On this one occasion, however, I was suddenly very, very pleased as the door to my room came crashing down and I saw two of them stomp into my room.
They burst in complete with those weird clouds of smoke I remembered from London, billowing out from under them. The same nightmarish visage, the blank gasmasks, the dark eyepieces, the tubes from strange devices, and the hulking size that made them seem inhuman. So while they were there to save me from optical surgery by a woman I suspect had never been granted a medical license, they still scared the crap out of me.
It’s a profoundly ambivalent experience to be rescued by creatures that haunted your nightmares. Joy and terror combined. It’s a heady mix.
My American friend, She-Whom-Was-Not-Now-Nor-Ever-Was-The-Maid, reacted to the threat instantly rather than completing the task at hand. Which was lucky in my self-preservation centric opinion. Not least because it would have taken her less than a moment to poke out my eye, a fact about which I remain uncomfortably aware. Perhaps she realised she didn’t have one to spare. Or perhaps it had been a bluff to scare me in the first place, though I never doubted her intent at the time, it has to be said. If it had been a bluff, it was a damn convincing one.
Unlike me, whatever was in the smoke didn’t seem to affect her. She just ignored it completely and leapt to her feet, before flinging herself into that fear-inducing poison. She moved quicker than I would’ve thought possible. I may have still been drunk, the shock of the door bursting in, the billows of smoke already clouding my judgment, but no one normal can move that fast. She stepped, with the speed of a sprinter, across the room from a standing start, hammering into the foremost Sleep Man and slashed at his mask.
Somehow in the intervening space between my bed and her target that single scalpel-edged digit of hers had been joined by three others. All as sharp, they appeared like the talons of a cat. And all in that fraction of a moment that it took her to reach him.
>
Four long slashes appeared down the left side of the Sleep Man’s mask and gushed out what could have been blood. He, it, railed back from her. As his head came back up I could see tattered fragments of his mask hanging loose, and more blood. It must have been blood, what else could it have been? Despite the fact I had never before seen blood that was a sickly lime green colour.
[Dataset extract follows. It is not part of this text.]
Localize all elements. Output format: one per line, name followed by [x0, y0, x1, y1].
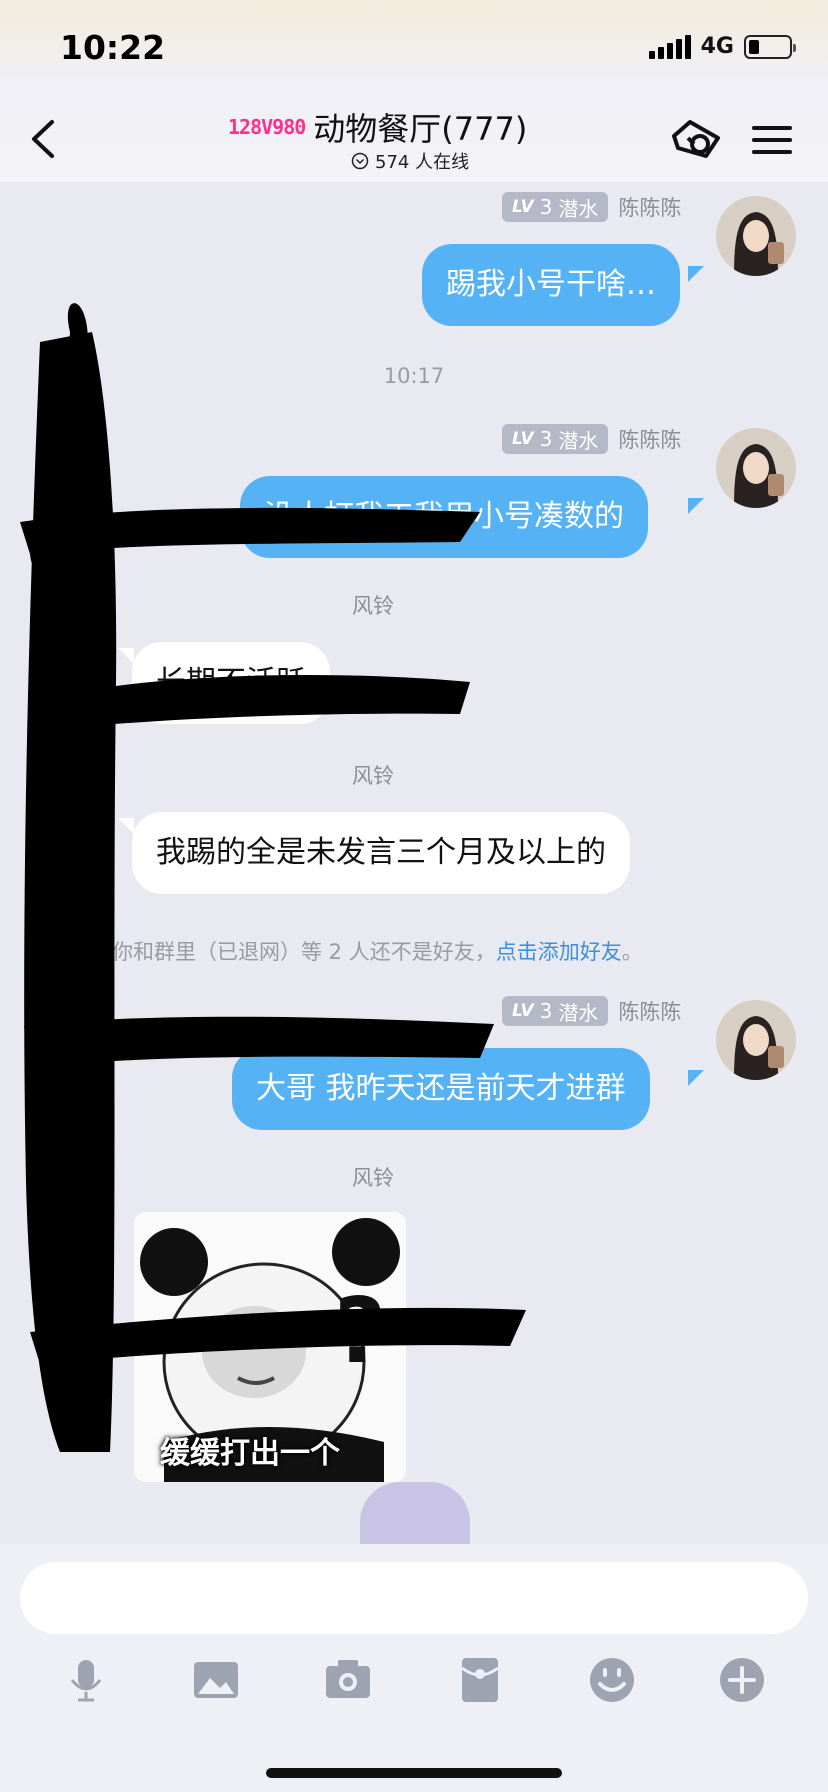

I caught half a glimpse at what lay beyond the mask and wished to all that was holy that I’d not. Skin is not supposed to glisten that way, nor be that pallid. It was skin I have seen before. But only on corpses. And the mouth… Mouths are supposed to have lips, not be bared back to the teeth.
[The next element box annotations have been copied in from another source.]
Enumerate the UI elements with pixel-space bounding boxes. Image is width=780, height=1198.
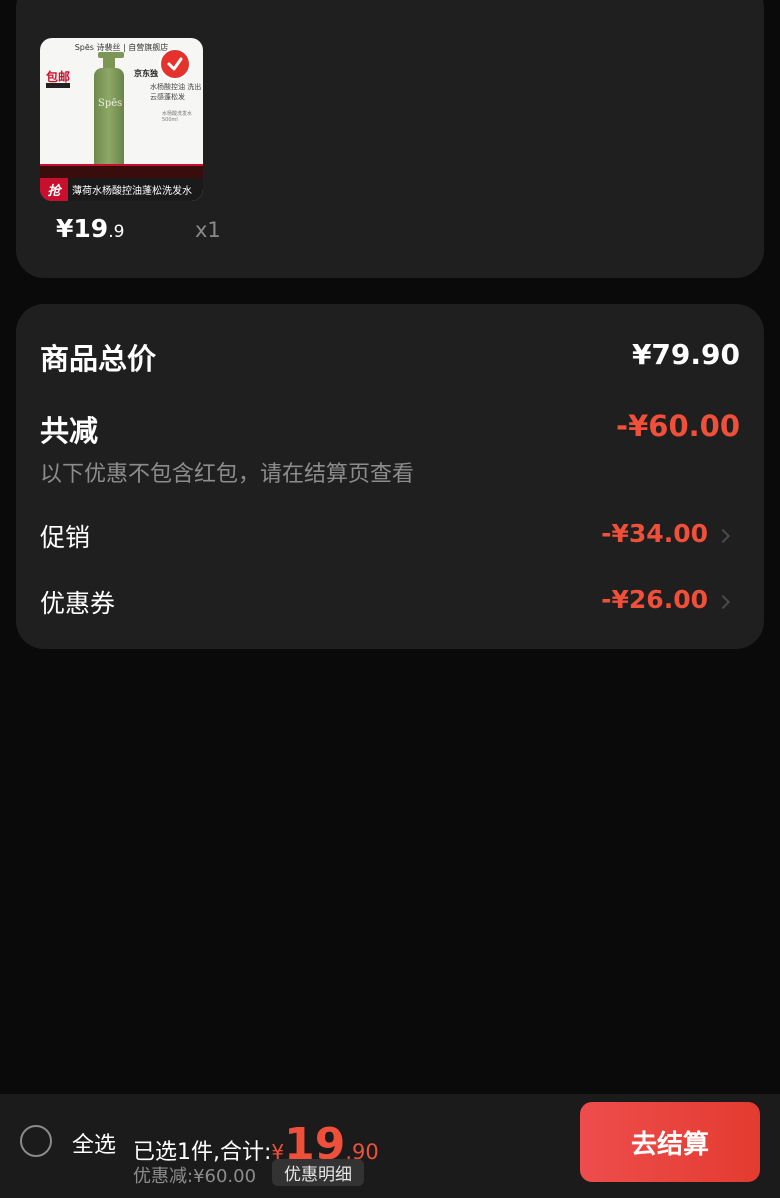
thumbnail-banner-text: 薄荷水杨酸控油蓬松洗发水 (72, 186, 192, 197)
bottle-label: Spēs (98, 98, 123, 109)
promotion-value[interactable]: -¥34.00 (601, 519, 708, 548)
thumbnail-tag-secondary: 水杨酸控油 洗出云感蓬松发 (150, 83, 202, 101)
checkout-button[interactable]: 去结算 (580, 1102, 760, 1182)
coupon-label: 优惠券 (40, 589, 116, 618)
grab-badge: 抢 (40, 178, 68, 201)
total-reduction-label: 共减 (40, 414, 99, 448)
product-bottle-image (94, 68, 124, 176)
item-quantity: x1 (195, 218, 221, 242)
discount-amount: 优惠减:¥60.00 (133, 1166, 257, 1187)
price-summary-card: 商品总价 ¥79.90 共减 -¥60.00 以下优惠不包含红包，请在结算页查看… (16, 304, 764, 649)
thumbnail-tag-primary: 京东独 (134, 69, 158, 78)
red-packet-hint: 以下优惠不包含红包，请在结算页查看 (40, 462, 415, 487)
promotion-label: 促销 (40, 523, 91, 552)
item-price-symbol: ¥ (56, 214, 74, 243)
thumbnail-tag-tiny: 水杨酸洗发水 500ml (162, 111, 193, 123)
coupon-value[interactable]: -¥26.00 (601, 585, 708, 614)
total-reduction-value: -¥60.00 (616, 409, 740, 443)
select-all-radio[interactable] (20, 1125, 52, 1157)
free-shipping-bar (46, 83, 70, 88)
total-price-label: 商品总价 (40, 342, 157, 376)
item-price-integer: 19 (73, 214, 109, 243)
total-price-value: ¥79.90 (631, 338, 740, 371)
checkmark-icon (167, 57, 183, 71)
cart-item-card: Spēs 诗裴丝 | 自营旗舰店 包邮 Spēs 京东独 水杨酸控油 洗出云感蓬… (16, 0, 764, 278)
chevron-right-icon[interactable] (715, 594, 731, 610)
item-selected-checkbox[interactable] (159, 48, 191, 80)
item-price: ¥19.9 (56, 214, 124, 243)
chevron-right-icon[interactable] (715, 528, 731, 544)
discount-detail-button[interactable]: 优惠明细 (272, 1159, 364, 1186)
item-price-decimal: .9 (108, 222, 125, 242)
checkout-bar: 全选 已选1件,合计: ¥ 19 .90 优惠减:¥60.00 优惠明细 去结算 (0, 1094, 780, 1198)
select-all-label[interactable]: 全选 (72, 1127, 116, 1159)
thumbnail-banner-stripe (40, 164, 203, 178)
thumbnail-banner: 抢 薄荷水杨酸控油蓬松洗发水 (40, 178, 203, 201)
It was the gas, the Sleep Man’s nightmare inducing gas, it had to be. As I have told myself so many times since. Else Sleep Men are walking corpses, enslaved to The Ministry by strange dark arcane acts, or the science of the insane.
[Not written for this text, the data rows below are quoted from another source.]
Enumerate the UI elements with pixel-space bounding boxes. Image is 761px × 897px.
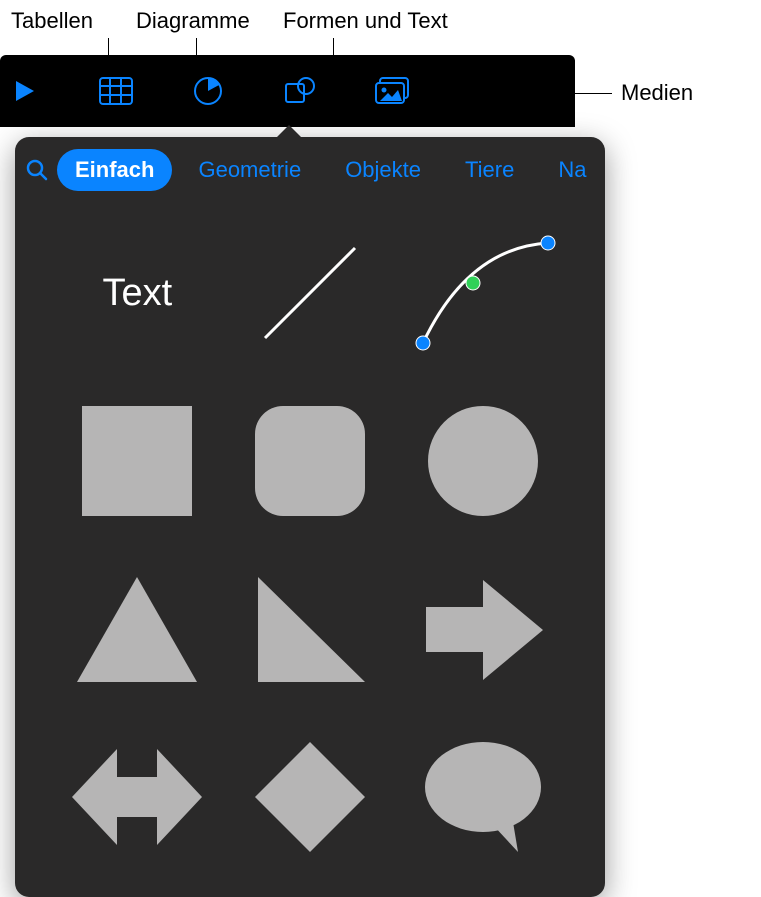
shapes-popover: Einfach Geometrie Objekte Tiere Na Text <box>15 137 605 897</box>
shape-square[interactable] <box>55 381 220 541</box>
toolbar <box>0 55 575 127</box>
search-icon <box>25 158 49 182</box>
callout-tables: Tabellen <box>11 8 93 34</box>
search-button[interactable] <box>25 150 49 190</box>
chart-icon <box>193 76 223 106</box>
curve-icon <box>408 228 558 358</box>
diamond-icon <box>250 737 370 857</box>
shape-text[interactable]: Text <box>55 213 220 373</box>
shape-circle[interactable] <box>400 381 565 541</box>
shape-line[interactable] <box>228 213 393 373</box>
shape-curve[interactable] <box>400 213 565 373</box>
shape-arrow-right[interactable] <box>400 549 565 709</box>
shapes-button[interactable] <box>254 55 346 127</box>
tab-nature[interactable]: Na <box>540 149 604 191</box>
media-button[interactable] <box>346 55 438 127</box>
shapes-tabbar: Einfach Geometrie Objekte Tiere Na <box>15 137 605 203</box>
tab-animals[interactable]: Tiere <box>447 149 532 191</box>
double-arrow-icon <box>67 737 207 857</box>
popover-caret <box>275 125 303 139</box>
tab-geometry[interactable]: Geometrie <box>180 149 319 191</box>
shape-rounded-square[interactable] <box>228 381 393 541</box>
rounded-square-icon <box>250 401 370 521</box>
shapes-grid: Text <box>15 203 605 897</box>
shape-diamond[interactable] <box>228 717 393 877</box>
charts-button[interactable] <box>162 55 254 127</box>
callout-line-shapes-v <box>333 38 334 55</box>
app-window: Einfach Geometrie Objekte Tiere Na Text <box>0 55 575 894</box>
callout-media: Medien <box>621 80 693 106</box>
shape-speech-bubble[interactable] <box>400 717 565 877</box>
shape-triangle[interactable] <box>55 549 220 709</box>
shape-right-triangle[interactable] <box>228 549 393 709</box>
line-icon <box>250 233 370 353</box>
circle-icon <box>423 401 543 521</box>
tab-objects[interactable]: Objekte <box>327 149 439 191</box>
tables-button[interactable] <box>70 55 162 127</box>
shapes-icon <box>284 76 316 106</box>
table-icon <box>99 77 133 105</box>
media-icon <box>374 77 410 105</box>
speech-bubble-icon <box>418 737 548 857</box>
callout-charts: Diagramme <box>136 8 250 34</box>
square-icon <box>77 401 197 521</box>
arrow-right-icon <box>418 572 548 687</box>
tab-simple[interactable]: Einfach <box>57 149 172 191</box>
shape-double-arrow[interactable] <box>55 717 220 877</box>
shape-callout-rect[interactable] <box>55 885 220 897</box>
text-shape-label: Text <box>102 272 172 315</box>
shape-pentagon[interactable] <box>228 885 393 897</box>
callout-shapes-text: Formen und Text <box>283 8 448 34</box>
triangle-icon <box>72 572 202 687</box>
shape-star[interactable] <box>400 885 565 897</box>
right-triangle-icon <box>250 572 370 687</box>
play-button[interactable] <box>0 55 50 127</box>
play-icon <box>14 79 36 103</box>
It was the gas, I am almost sure of it.
The blow Bad Penny had inflicted bought her less than a second, no more than that. But that was enough for her to hot tail it across the room while the Sleep Men tried to follow, the first stricken one getting in the way of the second, who in turn blocked the doorway for the others that came behind.
Leaping, while still three yards way, a leap no one had any right to attempt, she dived through the window, which had been open due to the Calcutta night’s heat. Luckily for her.
Not so lucky was the fact we were three floors up. She should, therefore, have been a nasty stain on the pavement by the time the Sleep Men crossed the room, clouds of smoke still issuing out from beneath their long heavy black coats.
The smoke took its effect, and I passed out for the second time in as many hours, which, I am sure you would agree, was definitely becoming an annoying habit.
When I came to the following morning, feeling none of the refreshment of sleep I may add, the door to the room had already been repaired. Nor was I any longer tied to the bed. Indeed the room was much as it had been when I first arrived at the hotel. Once I had blacked out, not only had the Sleep Men left, but others had come and repaired the damage. Untied me, and tucked me into the sheets.